Une oratrice charismatique dont deux lois françaises portent le nom. © JOEL SAGET/AFP

 

À l’occasion de la parution de son premier roman, « Gran Balan », dont l’action se situe dans sa Guyane natale, l’ex-ministre française de la Justice s’est confiée à Jeune Afrique. Avec la verve et le franc-parler qui la caractérisent.

Elle est aujourd’hui la figure la plus charismatique de la gauche française, au point qu’une pétition en ligne a circulé pour l’inviter à se présenter à la prochaine élection présidentielle française. L’ancienne garde des Sceaux, la première femme à être députée de Guyane, l’oratrice dont deux lois françaises portent le nom, offre une œuvre polyphonique ancrée dans sa terre natale.

Dans la continuité de ses essais et de ses préoccupations politiques, le premier roman de Christiane Taubira, Gran Balan, s’adresse à la jeunesse. Depuis Cayenne, elle a répondu à nos questions.

Jeune Afrique : Gran Balan porte des paroles de jeunes représentant le multiculturalisme guyanais. Comment est né ce roman ?

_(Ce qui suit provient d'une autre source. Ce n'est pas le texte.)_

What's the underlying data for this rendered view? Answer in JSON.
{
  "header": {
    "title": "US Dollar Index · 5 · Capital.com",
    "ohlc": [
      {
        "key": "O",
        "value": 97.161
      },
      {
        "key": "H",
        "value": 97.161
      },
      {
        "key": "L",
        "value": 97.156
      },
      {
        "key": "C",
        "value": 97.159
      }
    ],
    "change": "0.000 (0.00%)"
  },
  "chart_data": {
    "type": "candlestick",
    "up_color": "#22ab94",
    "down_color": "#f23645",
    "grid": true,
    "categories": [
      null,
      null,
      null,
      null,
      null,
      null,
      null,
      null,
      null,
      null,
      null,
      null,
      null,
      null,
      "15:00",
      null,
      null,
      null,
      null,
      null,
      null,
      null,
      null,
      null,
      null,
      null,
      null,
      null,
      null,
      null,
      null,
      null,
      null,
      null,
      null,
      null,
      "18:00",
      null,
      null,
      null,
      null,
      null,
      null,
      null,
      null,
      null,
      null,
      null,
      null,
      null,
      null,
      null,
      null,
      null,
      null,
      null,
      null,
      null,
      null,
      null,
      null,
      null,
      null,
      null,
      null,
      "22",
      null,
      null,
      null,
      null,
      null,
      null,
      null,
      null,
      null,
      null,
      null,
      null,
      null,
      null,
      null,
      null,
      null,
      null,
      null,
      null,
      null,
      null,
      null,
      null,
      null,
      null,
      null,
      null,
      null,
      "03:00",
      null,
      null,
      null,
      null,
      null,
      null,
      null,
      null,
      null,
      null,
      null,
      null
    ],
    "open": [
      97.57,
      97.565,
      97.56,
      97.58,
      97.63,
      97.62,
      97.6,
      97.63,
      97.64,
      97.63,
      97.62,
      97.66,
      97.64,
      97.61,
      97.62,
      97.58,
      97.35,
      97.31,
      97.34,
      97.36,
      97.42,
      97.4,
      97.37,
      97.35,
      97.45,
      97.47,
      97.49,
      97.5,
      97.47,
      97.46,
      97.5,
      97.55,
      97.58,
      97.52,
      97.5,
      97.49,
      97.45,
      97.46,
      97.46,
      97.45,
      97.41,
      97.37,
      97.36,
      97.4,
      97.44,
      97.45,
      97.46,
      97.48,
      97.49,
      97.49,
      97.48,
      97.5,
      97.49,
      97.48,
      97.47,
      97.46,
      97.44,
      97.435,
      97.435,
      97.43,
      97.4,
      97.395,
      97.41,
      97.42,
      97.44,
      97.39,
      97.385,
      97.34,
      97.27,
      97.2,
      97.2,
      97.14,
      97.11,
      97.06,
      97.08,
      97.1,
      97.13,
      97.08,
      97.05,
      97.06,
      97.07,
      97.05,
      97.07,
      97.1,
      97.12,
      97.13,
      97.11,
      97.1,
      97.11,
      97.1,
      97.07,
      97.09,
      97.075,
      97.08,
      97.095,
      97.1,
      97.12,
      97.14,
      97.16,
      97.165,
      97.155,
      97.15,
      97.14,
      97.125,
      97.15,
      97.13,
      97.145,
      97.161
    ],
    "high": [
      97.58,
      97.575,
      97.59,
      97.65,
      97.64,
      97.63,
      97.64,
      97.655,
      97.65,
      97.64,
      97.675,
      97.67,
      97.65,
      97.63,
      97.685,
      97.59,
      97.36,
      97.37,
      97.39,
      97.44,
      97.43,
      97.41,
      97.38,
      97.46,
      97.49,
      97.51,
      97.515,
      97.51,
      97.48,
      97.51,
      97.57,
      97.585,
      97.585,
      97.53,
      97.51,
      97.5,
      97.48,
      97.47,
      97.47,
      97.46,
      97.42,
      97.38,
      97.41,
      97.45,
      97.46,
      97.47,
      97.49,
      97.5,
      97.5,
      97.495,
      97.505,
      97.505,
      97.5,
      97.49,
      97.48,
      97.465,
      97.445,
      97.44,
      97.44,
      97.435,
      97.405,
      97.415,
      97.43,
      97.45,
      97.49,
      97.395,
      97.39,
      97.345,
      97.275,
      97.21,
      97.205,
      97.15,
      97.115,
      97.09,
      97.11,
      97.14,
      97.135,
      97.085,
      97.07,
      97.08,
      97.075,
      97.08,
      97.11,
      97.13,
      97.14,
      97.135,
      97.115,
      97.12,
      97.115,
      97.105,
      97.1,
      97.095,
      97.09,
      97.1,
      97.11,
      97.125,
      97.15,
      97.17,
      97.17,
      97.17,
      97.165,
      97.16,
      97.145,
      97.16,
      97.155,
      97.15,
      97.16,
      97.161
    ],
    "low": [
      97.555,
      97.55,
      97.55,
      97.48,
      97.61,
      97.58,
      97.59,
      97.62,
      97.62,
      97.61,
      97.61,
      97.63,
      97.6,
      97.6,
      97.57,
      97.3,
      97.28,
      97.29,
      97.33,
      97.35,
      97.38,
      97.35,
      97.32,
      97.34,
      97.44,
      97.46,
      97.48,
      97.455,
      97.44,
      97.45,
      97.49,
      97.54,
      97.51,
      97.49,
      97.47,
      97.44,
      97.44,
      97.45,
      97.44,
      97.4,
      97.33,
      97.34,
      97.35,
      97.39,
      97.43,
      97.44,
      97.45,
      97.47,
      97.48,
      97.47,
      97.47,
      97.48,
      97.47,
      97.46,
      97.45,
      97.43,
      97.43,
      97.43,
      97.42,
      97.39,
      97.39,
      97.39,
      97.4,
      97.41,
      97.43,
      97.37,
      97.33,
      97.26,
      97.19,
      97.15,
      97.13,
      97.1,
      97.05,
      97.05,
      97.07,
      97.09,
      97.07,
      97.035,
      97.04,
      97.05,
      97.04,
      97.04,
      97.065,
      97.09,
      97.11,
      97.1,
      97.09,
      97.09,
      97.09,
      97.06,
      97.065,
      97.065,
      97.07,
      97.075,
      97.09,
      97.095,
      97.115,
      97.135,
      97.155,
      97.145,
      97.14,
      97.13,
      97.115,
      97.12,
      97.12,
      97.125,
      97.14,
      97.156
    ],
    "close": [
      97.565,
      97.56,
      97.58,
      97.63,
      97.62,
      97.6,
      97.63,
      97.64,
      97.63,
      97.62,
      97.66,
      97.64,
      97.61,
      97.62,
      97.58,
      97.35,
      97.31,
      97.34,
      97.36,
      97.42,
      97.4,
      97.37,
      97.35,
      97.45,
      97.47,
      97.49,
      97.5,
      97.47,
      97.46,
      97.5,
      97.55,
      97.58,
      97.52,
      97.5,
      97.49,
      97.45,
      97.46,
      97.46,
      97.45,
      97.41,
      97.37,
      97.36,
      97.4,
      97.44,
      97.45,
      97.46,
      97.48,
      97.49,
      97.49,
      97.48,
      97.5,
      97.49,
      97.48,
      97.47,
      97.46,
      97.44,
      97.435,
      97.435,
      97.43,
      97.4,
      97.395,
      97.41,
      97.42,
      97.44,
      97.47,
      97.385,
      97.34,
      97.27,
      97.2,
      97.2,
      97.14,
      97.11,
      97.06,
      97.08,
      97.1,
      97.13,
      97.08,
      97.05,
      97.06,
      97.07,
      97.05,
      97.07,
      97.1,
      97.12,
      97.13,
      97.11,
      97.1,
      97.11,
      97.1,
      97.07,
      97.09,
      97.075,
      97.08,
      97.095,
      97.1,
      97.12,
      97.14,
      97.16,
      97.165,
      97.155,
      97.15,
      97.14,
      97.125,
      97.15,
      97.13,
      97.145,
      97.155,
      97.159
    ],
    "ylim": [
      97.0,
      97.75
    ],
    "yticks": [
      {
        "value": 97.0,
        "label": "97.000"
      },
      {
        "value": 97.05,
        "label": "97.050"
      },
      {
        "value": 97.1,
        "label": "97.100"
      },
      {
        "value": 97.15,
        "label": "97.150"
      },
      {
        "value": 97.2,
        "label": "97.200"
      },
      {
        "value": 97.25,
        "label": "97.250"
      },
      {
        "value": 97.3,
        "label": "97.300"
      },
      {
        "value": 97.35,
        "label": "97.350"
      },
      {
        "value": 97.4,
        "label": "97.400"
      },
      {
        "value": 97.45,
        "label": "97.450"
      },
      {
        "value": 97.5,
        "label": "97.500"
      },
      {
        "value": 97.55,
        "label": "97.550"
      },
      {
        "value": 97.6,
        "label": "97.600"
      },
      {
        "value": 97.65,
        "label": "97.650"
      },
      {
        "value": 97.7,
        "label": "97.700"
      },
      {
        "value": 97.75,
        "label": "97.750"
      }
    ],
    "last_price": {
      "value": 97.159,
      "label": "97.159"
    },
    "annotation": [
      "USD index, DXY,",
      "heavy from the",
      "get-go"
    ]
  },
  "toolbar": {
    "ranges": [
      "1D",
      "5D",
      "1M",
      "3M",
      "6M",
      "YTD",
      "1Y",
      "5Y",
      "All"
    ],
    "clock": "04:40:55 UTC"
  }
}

Christiane Taubira : C’est une expérience singulière pour moi. Mes premiers écrits étaient des nouvelles qui restaient dans mes tiroirs. Sauf lors d’expériences militantes pour un ouvrage collectif, en solidarité avec les réfugiés, avec renoncement aux droits d’auteur. J’écris des essais, des textes de chansons comme celle avec Gaël Faye récemment.

J’étais persuadée que je ne serais pas capable d’écrire un roman. Le confinement a imposé à la semi-nomade que je suis une vie sédentaire et j’ai découvert que j’étais en mesure de commencer un roman, de le tenir et de l’achever. Je n’avais aucune pression. Personne ne savait que je l’écrivais. C’est une écriture totalement libre, sans concession, sans finalité. J’écris des essais pour convaincre. Là, ce n’est pas le cas.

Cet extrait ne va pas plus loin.